Viele Bewerber und wenig Studienplätze

Das große Problem ist überhaupt einen Studienplatz zu bekommen. Das Studium bietet sich also leider nicht als Alternative für ein Medizinstudium an. Es wird ein ähnlicher Notendurchschnitt gefordert. Auch wenn die Bewerbung nicht über hochschulstart.de, sondern die Universitäten selbst läuft. An der Uni Erlangen erhält zum Bespiel nur jeder fünfzehnte Bewerber einen Studienplatz; der NC-Wert liegt im Einser-Bereich.

Für die weitere Verbesserung von Diagnostik und Therapie zeitgenössischer Krankheiten ist die Molekulare Medizin unverzichtbar. Die Zahl der Krankheiten, deren Ursache molekulargenetisch definiert werden kann, nimmt stetig zu und mit ihr der Bedarf an Forschung auf diesem Gebiet.

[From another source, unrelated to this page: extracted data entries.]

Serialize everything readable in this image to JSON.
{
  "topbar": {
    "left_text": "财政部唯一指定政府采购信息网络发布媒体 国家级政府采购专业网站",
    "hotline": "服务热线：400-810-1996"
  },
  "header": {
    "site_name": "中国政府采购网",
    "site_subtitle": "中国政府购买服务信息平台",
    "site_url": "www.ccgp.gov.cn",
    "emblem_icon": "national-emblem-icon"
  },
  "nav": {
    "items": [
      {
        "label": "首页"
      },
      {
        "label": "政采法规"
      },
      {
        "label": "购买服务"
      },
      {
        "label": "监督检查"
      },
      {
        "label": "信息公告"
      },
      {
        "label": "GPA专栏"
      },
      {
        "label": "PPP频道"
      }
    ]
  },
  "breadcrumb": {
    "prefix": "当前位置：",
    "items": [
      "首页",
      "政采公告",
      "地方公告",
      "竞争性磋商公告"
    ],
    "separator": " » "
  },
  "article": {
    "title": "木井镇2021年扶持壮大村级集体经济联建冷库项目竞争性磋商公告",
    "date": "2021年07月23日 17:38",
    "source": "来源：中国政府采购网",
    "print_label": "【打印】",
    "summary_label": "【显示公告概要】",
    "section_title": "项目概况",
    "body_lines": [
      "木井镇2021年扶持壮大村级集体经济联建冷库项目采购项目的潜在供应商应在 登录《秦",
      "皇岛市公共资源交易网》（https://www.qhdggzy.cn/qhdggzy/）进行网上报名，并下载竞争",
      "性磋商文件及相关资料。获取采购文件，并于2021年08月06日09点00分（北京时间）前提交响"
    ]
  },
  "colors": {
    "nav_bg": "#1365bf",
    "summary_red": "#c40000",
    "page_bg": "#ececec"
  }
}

Promotion ist der Regelfall

In der Regel bekommt jeder Molekularmediziner mit einem guten Abschluss die Möglichkeit zu promovieren. Mit einer abgeschlossenen Promotion sind die Berufsaussichten deutlich besser als mit einem Bachelorabschluss. Interessenten sollten sich von Beginn an auf ein längeres Studium einstellen (B.Sc.+M.Sc.+Promotion).